Das ist so nicht ganz richtig.
Die Allgemeinen Notfallkompetenzen NKA und NKV kann und darf ich jederzeit anwenden §11 SanG. Nur muss ich mich an die Arzneimittelliste der Organisation halten für die ich gerade tätig bin.
Die Besondere Notfallkompetenz NKI § 12 SanG benötigt eine schriftliche Ermächtigung durch den für die ärztliche Versorgung zuständigen Vertreter der jeweiligen Einrichtung gemäß § 23 Abs.1 SanG.
Das heißt der NKI der Wiener Berufsrettung muss, falls er beim RK in Kärnten fährt, die schriftliche Freigabe des RK Chefarzt einholen um die Besondere Notfallkompetenz Intubation und Beatmung anzuwenden.

so die theorie. bei einem akuten notfall kann er sich dann aber nicht drauf ausreden. sprich er wird rechtlich eher ein problem bekommen wenn er sie nicht angewandt hat, als wie wenn er sie angewandt hat.

Aber wenn er beim RK fährt, ist er kein Ersthelfer!

Gesendet von meinem PLK-L01 mit Tapatalk

Das ist eine ganz einfach zu beantwortende Frage:

Du musst im Prinzip gar nichts anwenden, es reichen die absoluten Basismaßnahmen (Hands-only CPR, B-lose in SSL, etc). Es „reicht“ bedeutet, dass man nicht Gefahr läuft sich der unterlassenen Hilfeleistung (§95 StGB) schuldig zu machen. Meiner Meinung nach sieht es genauso aus wenn man die Verletzung selbst verursacht hat (§94 StGB).
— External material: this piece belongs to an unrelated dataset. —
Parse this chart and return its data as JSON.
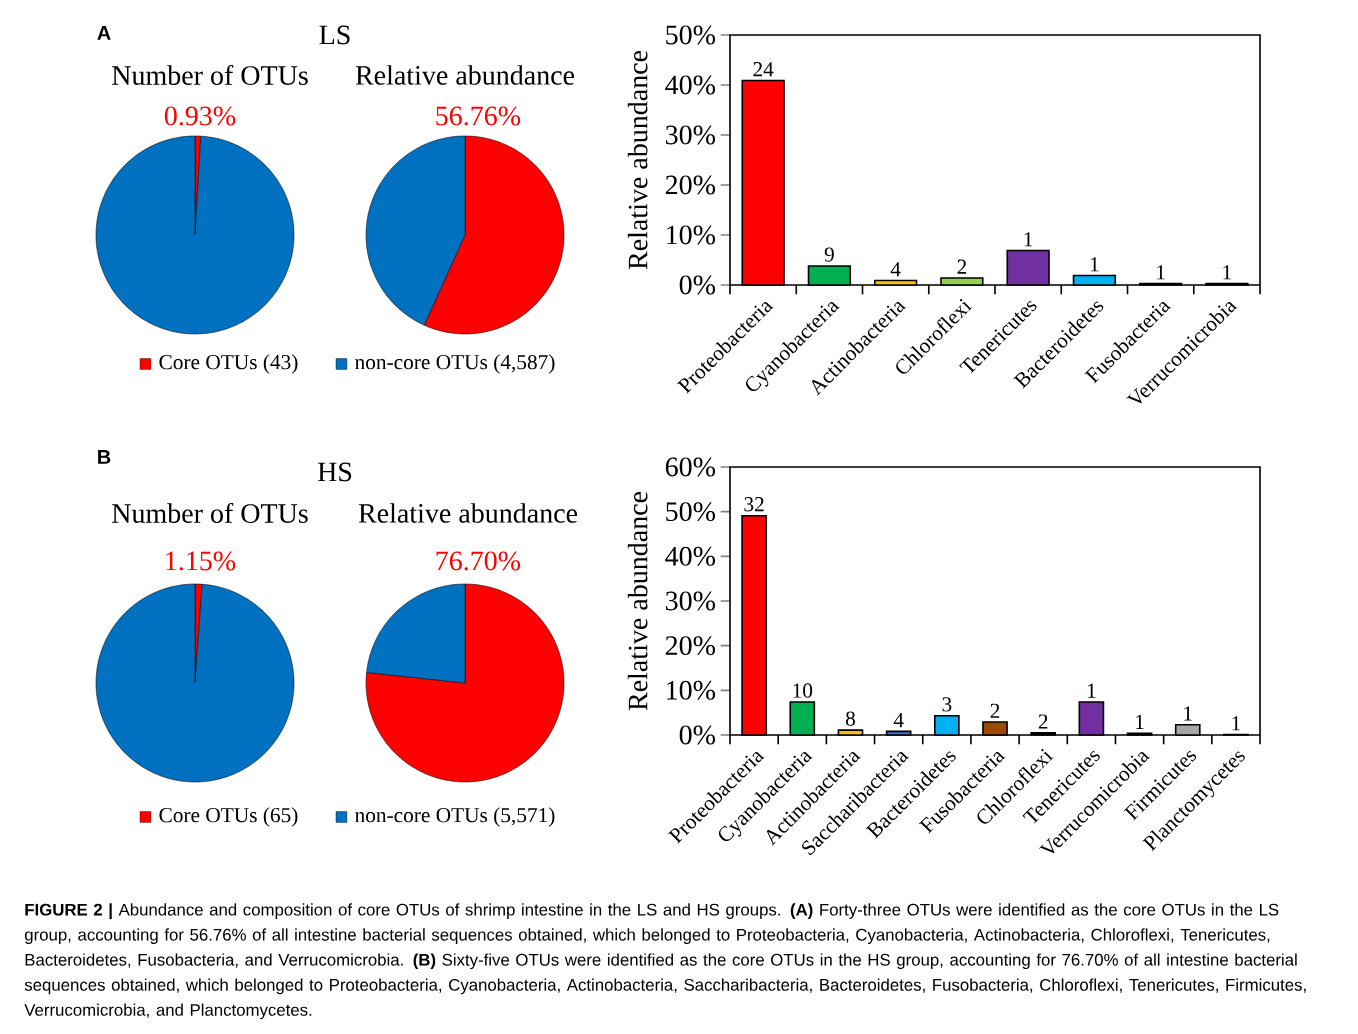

Und praktisch wird niemand draufkommen ob du mehr machen hättest können. Was sinnvoll ist ist nochmal eine ganz andere Diskussion.

Auf der anderen Seite „darf“ man alle Maßnahmen anwenden, die man sicher beherrscht. Die Indikation sollte natürlich auch bestehen. Diese Maßnahmen werden (rein aus Beweisfragen) eher nur die sein, die man im Rahmen seiner Tätigkeit bei einer HiOrg ausüben darf. Da ist man einfach auf der sicheren Seite.

Viel mehr würde ich absolut nicht empfehlen. Sehr viele Maßnahmen sind auch wirklich gefährlich, besonders wenn man sie ohne Unterstützung/Assistenz durchführt.

Was mich ein bisschen verwundert sind die unstrukturierten Postings auf eine Frage, die für eine richtige Antwort zu wenig Informationen bietet.

Was darf ein Ersthelfer rechtlich. Hier steht die große Frage im Raum, was gibt der vermeintliche Patient von sich und ist diese Willensäußerung beachtlich? Wo (Territorialbegriff) ist der Ort der ersten Hilfe. Erst dann kann eventuell über den Schluss der Geschäftsführung ohne Auftrag, dem StGB usw. Schritt für Schritt eine Antwort gefunden werden. Selbstverständlich müssen auch noch geklärt sein, ob der Ersthelfer in einer aufrechten Ehe und oder in einer Verwandtschaftsbeziehung zum Patienten steht oder sogar die Obsorge für ihn hat. Sind spezielle Rechtsnormen anzuwenden (SanG. ÄrzteG. usw.).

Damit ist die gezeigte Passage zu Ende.